Best Article by an Early-Career Researcher

Jake Stattel, ‘Legal Culture in the Danelaw: A Study of III Æthelred’, Anglo-Saxon England 48 (“2019” but actually published in 2022), 163-203 

It was a pleasant but challenging task to choose one out of so many truly outstanding papers. However, the panel were unanimous in finding one paper particularly significant. It was well-written and rigorously researched, with convincing supporting evidence, but in addition, the panel felt that this paper was changing and furthering our understanding of the legal landscape of early medieval England. Stattel’s paper combines a study of legal texts with archaeological evidence and analyses the Wantage code in impressive depth, proving convincingly that the differences between English laws and laws in the Danelaw were due to the input of Anglo-Scandinavian elites who helped draft III Æthelred. This reveals a fundamentally different understanding of the law and the reasons for those differences.  

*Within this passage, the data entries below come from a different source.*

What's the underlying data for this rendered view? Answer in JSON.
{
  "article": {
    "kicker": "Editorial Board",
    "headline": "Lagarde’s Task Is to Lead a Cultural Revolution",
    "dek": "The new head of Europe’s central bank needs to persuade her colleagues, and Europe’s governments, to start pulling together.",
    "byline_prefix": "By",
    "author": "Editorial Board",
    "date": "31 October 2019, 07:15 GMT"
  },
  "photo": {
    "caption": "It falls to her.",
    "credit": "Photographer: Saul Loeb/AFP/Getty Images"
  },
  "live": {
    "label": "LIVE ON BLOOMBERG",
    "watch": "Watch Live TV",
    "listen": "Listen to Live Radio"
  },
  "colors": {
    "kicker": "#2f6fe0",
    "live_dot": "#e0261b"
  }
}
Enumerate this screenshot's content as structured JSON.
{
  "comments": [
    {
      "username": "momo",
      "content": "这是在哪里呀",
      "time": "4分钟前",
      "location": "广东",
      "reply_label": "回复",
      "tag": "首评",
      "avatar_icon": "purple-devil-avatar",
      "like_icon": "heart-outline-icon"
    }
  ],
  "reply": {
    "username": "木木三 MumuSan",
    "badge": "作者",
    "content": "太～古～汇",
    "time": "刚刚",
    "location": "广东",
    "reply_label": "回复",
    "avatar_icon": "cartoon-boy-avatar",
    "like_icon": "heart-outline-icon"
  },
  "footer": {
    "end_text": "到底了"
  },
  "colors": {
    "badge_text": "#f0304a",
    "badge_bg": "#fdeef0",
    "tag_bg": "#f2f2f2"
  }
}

This paper will be of interest to both historical and literary scholars, revealing as it does, different socio-cultural approaches and different mind-sets between England and the Danelaw regions; to give an example, one significant difference is the notion of collective responsibility before the law. This is a fascinating and engaging paper, and it was a great pleasure to award Jake Stattel the prize for best essay by an ECR. 

Best Edition, Translation or Research Aid

Book Cover Pastoral Care

R. D. Fulk, The Old English Pastoral Care, Dumbarton Oaks Medieval Library (Harvard University Press, 2021)

This new edition and translation of a core, but under-studied, Old English text represents a major advance for scholars and readers on the prior edition, which is now over 150 years old. The Pastoral Care has long been in a strange situation: its prefatory letter is read by almost every student of Old English, yet the book itself, considered in its time one of those ‘most needful for all people to know,’ is read by only a handful of scholars. The committee believes that this excellent and accessible new edition will rectify this situation, and are therefore delighted to present the award for ‘Best Translation or Research Aid’ to R.D. Fulk’s Dumbarton Oaks edition and translation of the Old English Pastoral Care.

Best Teaching Aid or Public Outreach

Screenshot Wondrium

Renee Trilling, Old English Literature as History (Wondrium 2022)

Trilling’s Wondrium course, ‘Old English – Language as History’ is quite simply an outstanding introduction to the field for a broad general audience. It’s clear and accessible, introducing complex topics simply without over-simplification, and adding thoughtful nuance that doesn’t bury an audience in esoteric technicalities. The course also does a great job of introducing a much broader range of pre-Conquest literature than general audiences usually encounter (including legal and scientific texts). It’s also genuinely interdisciplinary, melding history, literary study, and historical sociolinguistics, and demonstrates the value of historicist readings of literature, while still remaining attentive to literary form.

Honorable mention in the Best Teaching Aid & Public Outreach category

Birkett and Koivisto-Kokko, “Old English Online,” is a solid, clear, and accessible introduction to Old English language. It has a nice variety of practice snippets of text in the “Reading Comprehension” section, and interactive practice within the grammar lessons. Best of all, it’s freely available! It is an outstanding addition to the tools available to supplement language study, and will be a help to students and teachers of Old English everywhere.